After a short while she got restless and began to nudge and prod at the tenant and got him to make love to her for a second time. And before he could doze off, she rolled on top of him yet again and in no uncertain terms conveyed to him what she wanted. Sleepily he said, "Stop it or I will tell your husband."

A man had a blown tyre (23 September 2010)

A man had a blown tyre next to the asylum. While changing the tyre he noticed a patient leaning over the wall looking at what he was doing with keen interest. Before he could replace the wheel, he realised that the screws had rolled down the slope, dropped into the drain and could not be retrieved. While wondering what to do, the patient sugested that he took out one screw from each of the other wheels to fix on the last wheel. In this way he would be able to drive to the nearest gas station to have his problems fixed. The man was naturally impressed and complimented the patient for his wise suggestion. The patient replied, "It is nothing, actually. You see, I may be mad but I'm not stupid."

A man was caught with a blown tyre (21 September 2010)

A man was caught with a blown tyre in a remote locality in the middle of the night but could not change the tyre because there was no jack in his car. The only alternative would be to ask for assistance from the occupants of a farm house a mile down the road.
As he walked, he contemplated answers for likely questions he was likely to encounter from the irate occupants: "What the hell do you want at this hour of night?", "Why didn't you carry a jack in your car like everybody else?", "If I lend it to you, how am I to know that I'd get it back?"
On reaching the farm house, he knocked on the door with uneasy expectations. Very slowly the door opened and he was greeted by a pleasant voice, "I see you are in trouble. How can I help you?"
"You can bloody well keep your jack!" the man answered and left the scene.

The doctor was examing (19 September 2010)

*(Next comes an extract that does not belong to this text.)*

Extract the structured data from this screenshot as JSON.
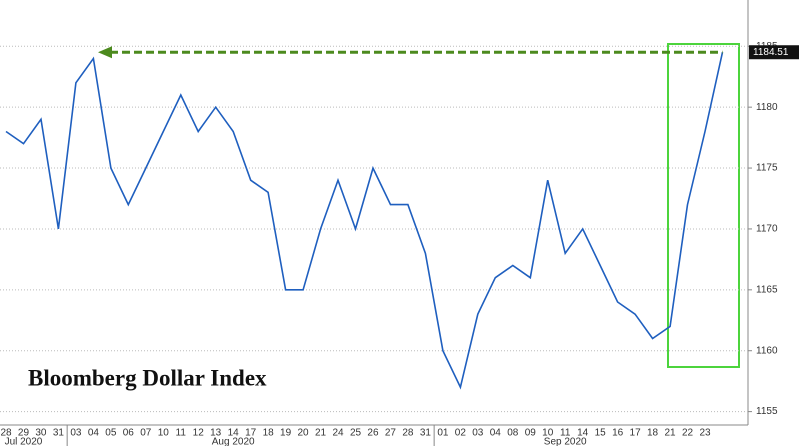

The doctor was examing the pretty and well endowed patient and thinking her to be naive proceeded to take advantage of the situation.
Putting his hands around her breasts he asked her, "What am I doing?"
"You are taking my heartbeat," she answered. The doctor smiled to himself at the girl's innocence.
He then unzipped his trousers and put his penis into her mouth at the same time asking her, "What am I dong?"
"You are taking my temperature," she said.
By now, the doctor really thought he had the most gullible patient in front of him and next thing, he was already on top of her.
"What am I doing now?" he asked the girl.
"You are getting Aids because that's what I came to see you about," she answered.

Two nuns were walking… (17 September 2010)

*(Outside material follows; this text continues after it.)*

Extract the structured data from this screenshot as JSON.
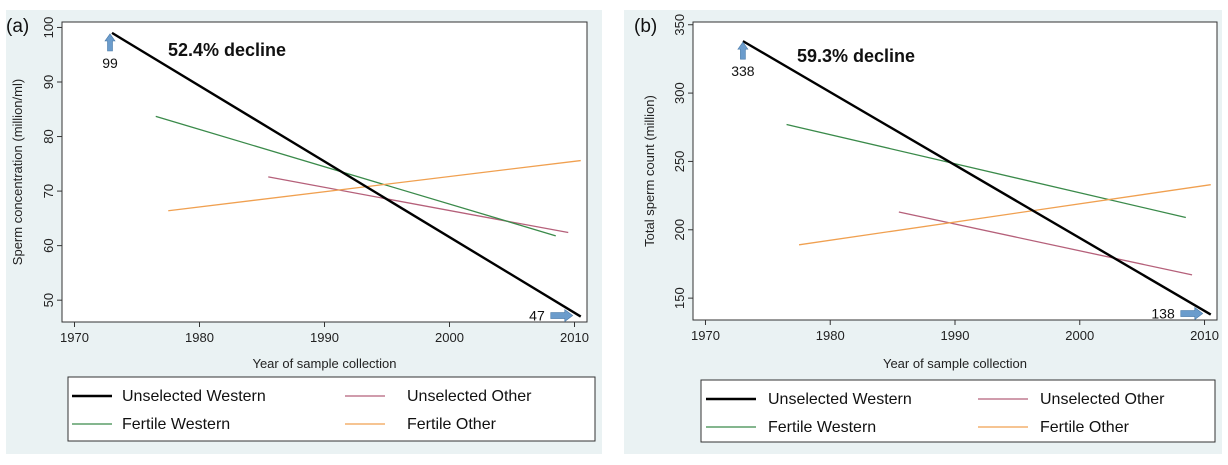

Two nuns were walking towards the other side of town along a deserted alley way when they were confronted by two drunken sailors and raped. After the sailors had left,they carefully arranged their attire and continued on the journey. One nun then turned to the other and said, "What bad luck to get raped twice on the same night."
"what do you mean twice?" the other nun asked.
"We are going back by the same way, aren't we?" came the reply.

A businessman was travelling (10 September 2010)

A businessman was travelling overnight on a train to Paddington for a very important meeting. He told the conductor, "I am getting off in Padding for a meeting of such importance that I would not want to miss for the world. I would therefore appreciate it if you could wake me up at my distination at whatever costs... throw me off the train if need be."
In the morning the businessman woke up starled to find that he had overslept and missed his stop. Pulling the stunned conductor by the collar, he expressed in no uncertain terms his disappointment.
"Easy, easy on me, dear Sir," pleaded the conductor, "I understand how you feel but the fellow I threw out in Paddington must have felt even worse."